The parameters given to me are: K, n and phi.

Now the program takes 7 parameters for this equation which are the prefactors for the corresponding power series (it does it that way because calculating double differential is easier then).
So, I have to convert the given 3 parameters to the 7 parameters that the programs wants.
How do I do that?

I looked at the taylor series expansion on wikipedia, but I am not sure what I should expand this against. Is power series = maclaurin series? So I have to expand this around a=0?

Thanks !!

2. Jun 22, 2012

### chiro

Hey garbageij and welcome to the forums.

The major use for having different points to expand around in taylor series relates to having convergence properties in some neighborhood of the point you are expanding around.

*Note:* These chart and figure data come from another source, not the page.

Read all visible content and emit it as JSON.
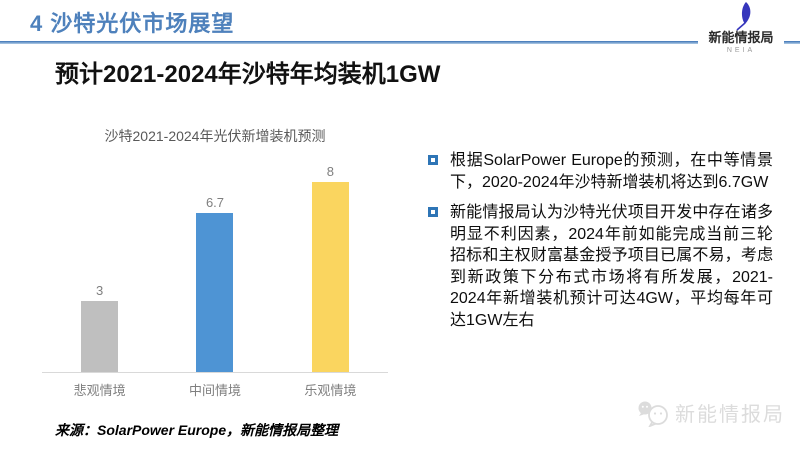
{
  "header": {
    "section_number": "4",
    "title": "沙特光伏市场展望",
    "accent_color": "#4F81BD"
  },
  "logo": {
    "name": "新能情报局",
    "subtitle": "NEIA",
    "feather_color": "#3636BC"
  },
  "slide": {
    "title": "预计2021-2024年沙特年均装机1GW"
  },
  "chart_data": {
    "type": "bar",
    "title": "沙特2021-2024年光伏新增装机预测",
    "categories": [
      "悲观情境",
      "中间情境",
      "乐观情境"
    ],
    "values": [
      3,
      6.7,
      8
    ],
    "value_labels": [
      "3",
      "6.7",
      "8"
    ],
    "bar_colors": [
      "#BFBFBF",
      "#4E94D4",
      "#FAD55F"
    ],
    "unit": "GW",
    "ylim": [
      0,
      8
    ],
    "grid": false,
    "legend": false,
    "axis_color": "#D9D9D9",
    "label_color": "#7F7F7F"
  },
  "bullets": [
    {
      "text": "根据SolarPower Europe的预测，在中等情景下，2020-2024年沙特新增装机将达到6.7GW"
    },
    {
      "text": "新能情报局认为沙特光伏项目开发中存在诸多明显不利因素，2024年前如能完成当前三轮招标和主权财富基金授予项目已属不易，考虑到新政策下分布式市场将有所发展，2021-2024年新增装机预计可达4GW，平均每年可达1GW左右"
    }
  ],
  "source": "来源：SolarPower Europe，新能情报局整理",
  "watermark": "新能情报局"
}
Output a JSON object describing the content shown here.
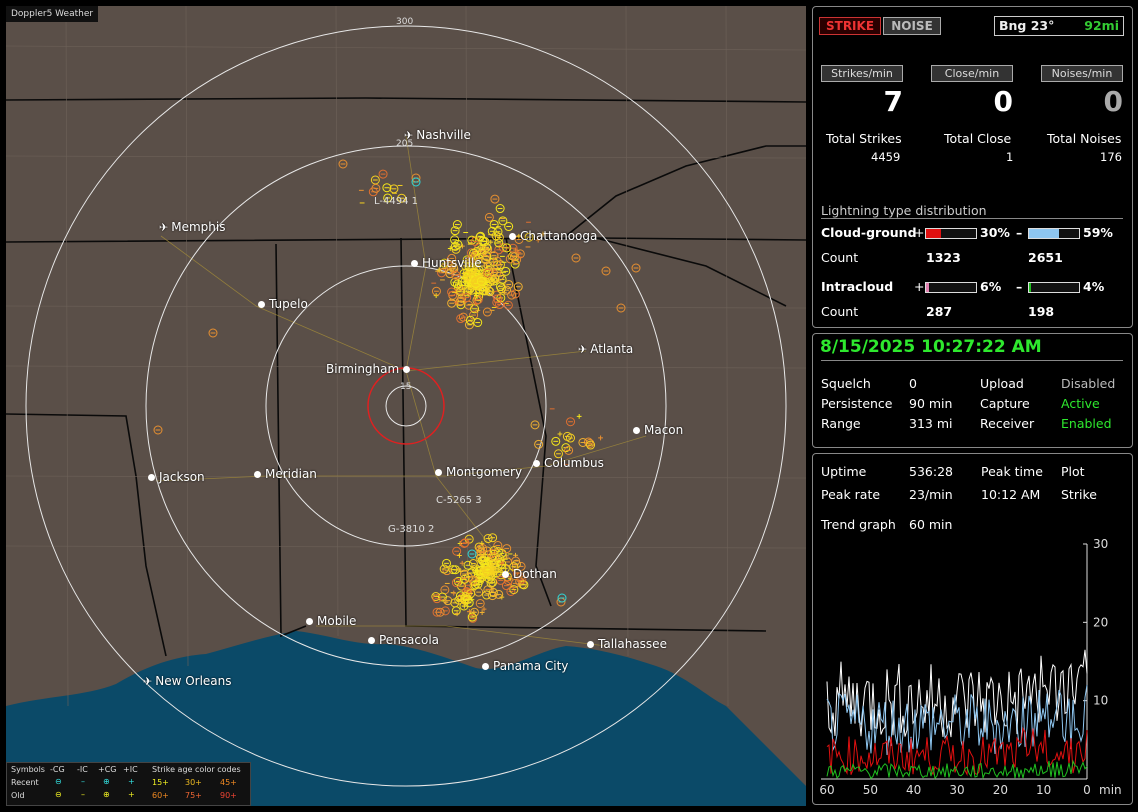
{
  "app": {
    "title": "Doppler5 Weather"
  },
  "map": {
    "ring_labels": [
      "300",
      "205",
      "15"
    ],
    "cities": [
      {
        "name": "Nashville",
        "type": "airport"
      },
      {
        "name": "Memphis",
        "type": "airport"
      },
      {
        "name": "Chattanooga",
        "type": "city"
      },
      {
        "name": "Huntsville",
        "type": "city"
      },
      {
        "name": "Tupelo",
        "type": "city"
      },
      {
        "name": "Atlanta",
        "type": "airport"
      },
      {
        "name": "Birmingham",
        "type": "city"
      },
      {
        "name": "Macon",
        "type": "city"
      },
      {
        "name": "Jackson",
        "type": "city"
      },
      {
        "name": "Meridian",
        "type": "city"
      },
      {
        "name": "Montgomery",
        "type": "city"
      },
      {
        "name": "Columbus",
        "type": "city"
      },
      {
        "name": "Dothan",
        "type": "city"
      },
      {
        "name": "Mobile",
        "type": "city"
      },
      {
        "name": "Pensacola",
        "type": "city"
      },
      {
        "name": "Tallahassee",
        "type": "city"
      },
      {
        "name": "Panama City",
        "type": "city"
      },
      {
        "name": "New Orleans",
        "type": "airport"
      }
    ],
    "cell_tags": [
      "L-4494 1",
      "C-5265 3",
      "G-3810 2"
    ],
    "symbols": {
      "header": [
        "Symbols",
        "-CG",
        "-IC",
        "+CG",
        "+IC",
        "Strike age color codes"
      ],
      "recent_label": "Recent",
      "old_label": "Old",
      "recent_ages": [
        "15+",
        "30+",
        "45+"
      ],
      "old_ages": [
        "60+",
        "75+",
        "90+"
      ]
    }
  },
  "controls": {
    "strike_label": "STRIKE",
    "noise_label": "NOISE",
    "bearing": "Bng 23°",
    "range": "92mi"
  },
  "rates": {
    "strikes_per_min_label": "Strikes/min",
    "close_per_min_label": "Close/min",
    "noises_per_min_label": "Noises/min",
    "strikes_per_min": "7",
    "close_per_min": "0",
    "noises_per_min": "0",
    "total_strikes_label": "Total Strikes",
    "total_close_label": "Total Close",
    "total_noises_label": "Total Noises",
    "total_strikes": "4459",
    "total_close": "1",
    "total_noises": "176"
  },
  "distribution": {
    "title": "Lightning type distribution",
    "cg_label": "Cloud-ground",
    "ic_label": "Intracloud",
    "count_label": "Count",
    "plus": "+",
    "minus": "–",
    "cg_pos_pct": "30%",
    "cg_neg_pct": "59%",
    "cg_pos_count": "1323",
    "cg_neg_count": "2651",
    "ic_pos_pct": "6%",
    "ic_neg_pct": "4%",
    "ic_pos_count": "287",
    "ic_neg_count": "198",
    "cg_pos_frac": 0.3,
    "cg_neg_frac": 0.59,
    "ic_pos_frac": 0.06,
    "ic_neg_frac": 0.04
  },
  "status": {
    "datetime": "8/15/2025 10:27:22 AM",
    "squelch_label": "Squelch",
    "squelch": "0",
    "persistence_label": "Persistence",
    "persistence": "90 min",
    "range_label": "Range",
    "range": "313 mi",
    "upload_label": "Upload",
    "upload": "Disabled",
    "capture_label": "Capture",
    "capture": "Active",
    "receiver_label": "Receiver",
    "receiver": "Enabled"
  },
  "stats": {
    "uptime_label": "Uptime",
    "uptime": "536:28",
    "peak_time_label": "Peak time",
    "peak_time": "10:12 AM",
    "plot_label": "Plot",
    "plot": "Strike",
    "peak_rate_label": "Peak rate",
    "peak_rate": "23/min",
    "trend_label": "Trend graph",
    "trend": "60 min"
  },
  "chart_data": {
    "type": "line",
    "x_ticks": [
      "60",
      "50",
      "40",
      "30",
      "20",
      "10",
      "0"
    ],
    "x_unit": "min",
    "y_ticks": [
      "30",
      "20",
      "10"
    ],
    "ylim": [
      0,
      30
    ],
    "xlim": [
      60,
      0
    ]
  }
}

If you know the function is defined everywhere, converges everywhere and is differentiable everywhere, then you can use any point you want.

In terms of the neighbourhood, the reason why people might want to use different points of expansion is because you may want to get an approximation to a point 'close' to the one you are expanding around and because it's close, a lot of the derivative terms (especially the higher ones) can be ignored to give a good approximation.

Since the cos function is defined everywhere, converges everywhere, and is differentiable everywhere, you can use whatever point of expansion you wish including a = 0. In fact, using a = 0 makes things a lot easier in terms of the algebra and calculation (i.e. you have x^n instead of something like (x-a)^n for some non-zero a).

3. Jun 22, 2012

### shitij

Hmm...actually I asked my prof that "From what I understand, power series have infinite terms, so how many terms shall I consider?" (where should I truncate it)
He replied "Not necessarily. In many cases (like this one) it has finite terms and rest of the terms are just 0" Then he gave me an example of cos(2x)=2cos^2(x)-1. (I dont remember exactly, but I think this is somewhat what he said)

The thing is, that when I am expanding it around Q=0, I am not getting finite terms (like he said I should). Like I am getting terms like:
0 + n*K*sin(phi)*Q/1! - n2*K*cos(-phi)*Q2/2!-n3*K*sin(phi)*Q3/3! + ............

This will go on forever, right? Am I doing something wrong? I feel there should be some correlation between "n" and the number of non-zero terms in the power series. Also he always mentioned the term power series, is mclaurin series=power series???

Thanks !!

4. Jun 22, 2012

### chiro

You should get an infinite power series expansion for your nQ term (I'm assuming you are expanding the series around -phi, so this is OK because the trig functions are infinite-power series and in general, can not be reduced down to polynomials.

I'm guessing (and you would have to check this) is that you want n terms (in your case possibly seven) which is a good enough approximation to work with so that you will get a seventh degree polynomial for Q which you can solve using numerical techniques. You can then take this Q and simply apply it your application (i.e. torsion).

The equation to find f(Q) (i.e the taylor series approximation you calculated) = 0 can be solved using what is known as a root finding algorithm like Newton-Rhapson, which requires the derivative. Given that you have a polynomial approximation, the derivative is easy to find using term by term differentiation.